M&A

What the Extended Stay America deal means for the hospitality industry

Investment giants Blackstone and Starwood Capital are making a $6 billion bet that the travel and hospitality industry can bounce back following the Covid-19 pandemic.

The pair are joining forces to buy Extended Stay America for $19.50 per share, a 15.1% premium on last week’s closing price.

Blackstone is no stranger to Extended Stay America, having bought the company in 2004 for $3.1 billion before selling it three years later for $8 billion. It was then a member of a consortium that acquired it out of bankruptcy in 2010, beating a rival bid involving Starwood.

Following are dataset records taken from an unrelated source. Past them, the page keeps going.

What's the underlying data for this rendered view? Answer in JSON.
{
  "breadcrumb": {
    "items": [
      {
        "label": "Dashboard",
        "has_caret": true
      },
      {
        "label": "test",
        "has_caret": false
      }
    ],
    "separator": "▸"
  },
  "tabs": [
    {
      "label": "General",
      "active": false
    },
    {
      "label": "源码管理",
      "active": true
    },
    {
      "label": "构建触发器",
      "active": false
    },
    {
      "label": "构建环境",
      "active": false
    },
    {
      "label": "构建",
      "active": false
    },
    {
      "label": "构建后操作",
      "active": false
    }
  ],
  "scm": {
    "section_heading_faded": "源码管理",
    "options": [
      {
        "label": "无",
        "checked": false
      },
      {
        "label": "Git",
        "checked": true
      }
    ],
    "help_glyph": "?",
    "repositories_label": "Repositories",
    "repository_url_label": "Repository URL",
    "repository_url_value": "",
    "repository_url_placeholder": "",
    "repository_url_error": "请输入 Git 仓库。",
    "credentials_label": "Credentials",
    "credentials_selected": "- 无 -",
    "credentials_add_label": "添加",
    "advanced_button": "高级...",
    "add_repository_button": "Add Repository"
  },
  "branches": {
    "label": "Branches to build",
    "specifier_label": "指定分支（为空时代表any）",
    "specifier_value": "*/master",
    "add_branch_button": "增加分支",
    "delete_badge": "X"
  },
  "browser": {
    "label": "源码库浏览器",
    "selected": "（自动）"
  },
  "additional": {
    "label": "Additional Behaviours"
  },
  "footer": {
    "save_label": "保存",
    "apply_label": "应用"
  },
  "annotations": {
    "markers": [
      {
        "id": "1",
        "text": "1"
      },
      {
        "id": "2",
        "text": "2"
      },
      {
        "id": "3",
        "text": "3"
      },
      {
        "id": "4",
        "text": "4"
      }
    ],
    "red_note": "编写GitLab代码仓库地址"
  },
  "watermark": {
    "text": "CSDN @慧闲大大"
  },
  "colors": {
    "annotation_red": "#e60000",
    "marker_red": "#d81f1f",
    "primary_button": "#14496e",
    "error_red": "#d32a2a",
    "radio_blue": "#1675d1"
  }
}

“Extended Stay has demonstrated resilience over the past year despite persistent challenges due to government lockdowns and travel restrictions. We are excited about the Company’s growth opportunity as restrictions ease and we’re confident that, in partnership with Blackstone and the Company, our team has the right experience to drive continued success,” Barry Sternlicht, CEO of Starwood Capital, said.

In a year that has seen hotels across the world shut their doors for extended periods, Extended Stay’s share price has more than doubled. The company had an occupancy rate of 74 percent in 2020, higher than many of its hospitality rivals, thanks to its ability to attract essential workers. 

“Travel and leisure is one of Blackstone’s highest conviction investment themes, and we have confidence in the extended stay model. We helped create this company nearly twenty years ago, and believe our expertise puts us in a unique position to add long-term value,” Tyler Henritze, head of US acquisitions for Blackstone Real Estate, said.

Deals, deals, deals

The acquisition of extended Stay is the latest in a string of deals across the hotel industry, as buyers look to take advantage of a return to something like normality in the travel industry.

Las Vegas Sands is selling the Venetian and Sands Expo Center for $6.25 Billion. Elsewhere, Private members' club Soho House and Rosewood Hotel group are also reportedly planning to go public.

So what should we deduce from most recent piece of M&A activity? Well, a large part of it might be to do with the specifics of the Extended Stay business, which skews heavily on the property ownership scale. Perhaps the new owners are thinking about spinning off ESH Hospitality, Inc, its REIT subsidiary? Blackstone and to a lesser extent Starwood are very familiar with the business, which could also have something to do with the deal.

“It is in a sweet spot for travel, being comfortably the most resilient sector and a potential beneficiary from the nomadic traveller and a US infrastructure boom,” Richard Clark, a senior analyst covering the global hospitality and leisure industry at Bernstein, said.

In contrast to many other listed hotel company’s, Extended Stay America is focused on one market: North America. This puts it in a good position when things start to unlock in the United States and Canada with domestic travel and tourism expected to play a big part in any recovery.

“It shows the appeal of the resilient domestic economy hotel assets, potentially also those backed by property portfolios. Economy hotels have recovered more quickly than the market in previous cycles, and investors see their guest demand as less vulnerable to the risks of video calling replacing aspects of corporate travel,” Leo Carrington, head of European travel and leisure research at Credit Suisse , said.

Insight: At $6 billion, the deal for Extended Stay America is certainly a blockbuster, though not entirely unexpected given its business model and buyers. The economy sector is especially resilient and Starwood and Blackstone will be hopeful that those impressive occupancy levels can be turned into higher room rates. 

Economic shocks like the coronavirus pandemic always lead to more M&A deals. The question is who’s next? Could we see some combination at the top end, like Marriott and Starwood, and what about Whitbread with its substantial property empire?